Improving outcomes for stigmatised groups via social cohesion

Lead Research Organisation: University of Greenwich
Department Name: ILD, School of Human Sciences, FEHHS

Abstract

Recidivism is one of the greatest socio-economic burdens the UK currently faces. At an estimated total cost of £18.1 billion a year, prison re-entry places a substantial burden on the national economy. This exacerbates reoffending's associated societal costs, including deviance, unstable communities and displacement. There is a 48% chance that an offender will go on to re-offend within a 12-month period, worsening the current prison overcrowding crisis, which is associated with severe mental health issues and a spread in infectious diseases. Re-offending rates are currently stable in the UK, providing an ideal time to conduct research into reducing them and the burden they place on the economy and wider civil society.

Powerful group identities lead people to enact extraordinary behaviours for their groups - from hardcore football fans travelling the globe for a game only to vandalise the local area, to gang members committing atrocities against their rivals. Can this problem be turned on its head and provide a solution: can this group passion be harnessed for the social good? At the same time, how can we foster positive social identities that are powerful enough to transcend values and expectations, helping stigmatised populations, such as prison leavers, receiving communities, or people with mental health issues?

The proposed research hinges around the social cure; the power of groups and identities to connect us to positive values and behaviours. The research is ground-breaking in its truly national scale, encompassing men and women in over 70 British prisons, and leveraging collaborations across four continents. I will develop and apply the theoretical framework of 'identity fusion' - an intense, lasting form of social bonding - to these hard-to-reach populations. Across objectives, this will lead to interventions that are participant-focused, tailored to individual needs, and have lasting impact on individuals' social connectivity and the groups they are bonded to.

The research tackles a portfolio of linked projects, ultimately championing social connections for people in prison and prison-leavers in the UK by investigating at reoffending data in 2026 and 2027 from my prison cohorts recruited in years 1-4 (Objective 1). As well as committing to societally acceptable behaviour, prison leavers also need welcoming communities; the renewal will support me to navigate receiving communities' attitudes to formerly incarcerated people and other stigmatised groups via a suite of experiments and surveys, including the use of comparative psychology to understand group cohesion via synchrony and ultimate, phylogenetic explanations of group barriers (Objective 2). Capitalising on the success of applying the social identity model in justice, this project re-applies the approach to improve the success of psychedelic-assisted therapies by conducting research in naturalised settings that promote lasting feelings of belonging, an area currently lacking in medical models (Objective 3).
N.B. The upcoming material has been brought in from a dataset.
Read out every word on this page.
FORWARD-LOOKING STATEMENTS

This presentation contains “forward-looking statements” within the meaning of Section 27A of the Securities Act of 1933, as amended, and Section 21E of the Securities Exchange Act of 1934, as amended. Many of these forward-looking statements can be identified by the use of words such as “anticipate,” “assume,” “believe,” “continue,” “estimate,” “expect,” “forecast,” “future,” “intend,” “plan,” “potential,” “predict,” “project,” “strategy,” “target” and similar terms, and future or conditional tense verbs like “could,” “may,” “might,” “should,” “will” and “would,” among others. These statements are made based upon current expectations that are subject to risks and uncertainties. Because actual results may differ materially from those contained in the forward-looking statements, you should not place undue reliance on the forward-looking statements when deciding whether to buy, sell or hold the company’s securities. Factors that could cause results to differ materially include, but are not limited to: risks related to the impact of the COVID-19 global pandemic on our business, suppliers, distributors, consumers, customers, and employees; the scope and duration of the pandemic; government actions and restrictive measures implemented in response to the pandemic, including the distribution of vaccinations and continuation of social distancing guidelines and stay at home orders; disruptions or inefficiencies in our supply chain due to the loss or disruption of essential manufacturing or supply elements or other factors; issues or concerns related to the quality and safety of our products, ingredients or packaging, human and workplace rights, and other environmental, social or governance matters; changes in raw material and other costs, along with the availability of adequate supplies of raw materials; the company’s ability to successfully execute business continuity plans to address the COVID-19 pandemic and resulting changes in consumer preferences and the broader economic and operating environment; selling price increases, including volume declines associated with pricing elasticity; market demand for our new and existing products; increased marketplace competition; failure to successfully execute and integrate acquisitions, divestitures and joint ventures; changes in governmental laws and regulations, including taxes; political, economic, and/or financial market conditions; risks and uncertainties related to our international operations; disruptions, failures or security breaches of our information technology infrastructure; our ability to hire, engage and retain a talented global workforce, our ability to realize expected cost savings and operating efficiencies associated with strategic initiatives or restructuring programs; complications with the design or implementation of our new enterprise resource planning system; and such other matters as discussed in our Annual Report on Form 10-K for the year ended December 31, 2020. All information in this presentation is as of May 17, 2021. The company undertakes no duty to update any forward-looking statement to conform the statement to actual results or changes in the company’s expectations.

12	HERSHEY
The research project crosses disciplines and methodologies, and has secured support from major non-academic partners to address these questions, including the Ministry of Justice, Her Majesty's Prison and Probation Service and the Twinning Project - a nationwide intervention that pairs major football clubs with prisons and gives football-industry training and sustainable social identities to prisoners. Primarily informed by anthropology, psychology and criminology, the project will create novel tools using cross-cultural practices, which can be applied nationwide to affect positive, viable societal change. This research is further supported by a postdoctoral researcher with two years' experience with the sensitive data we work with, and a core team of carefully selected collaborators and mentors.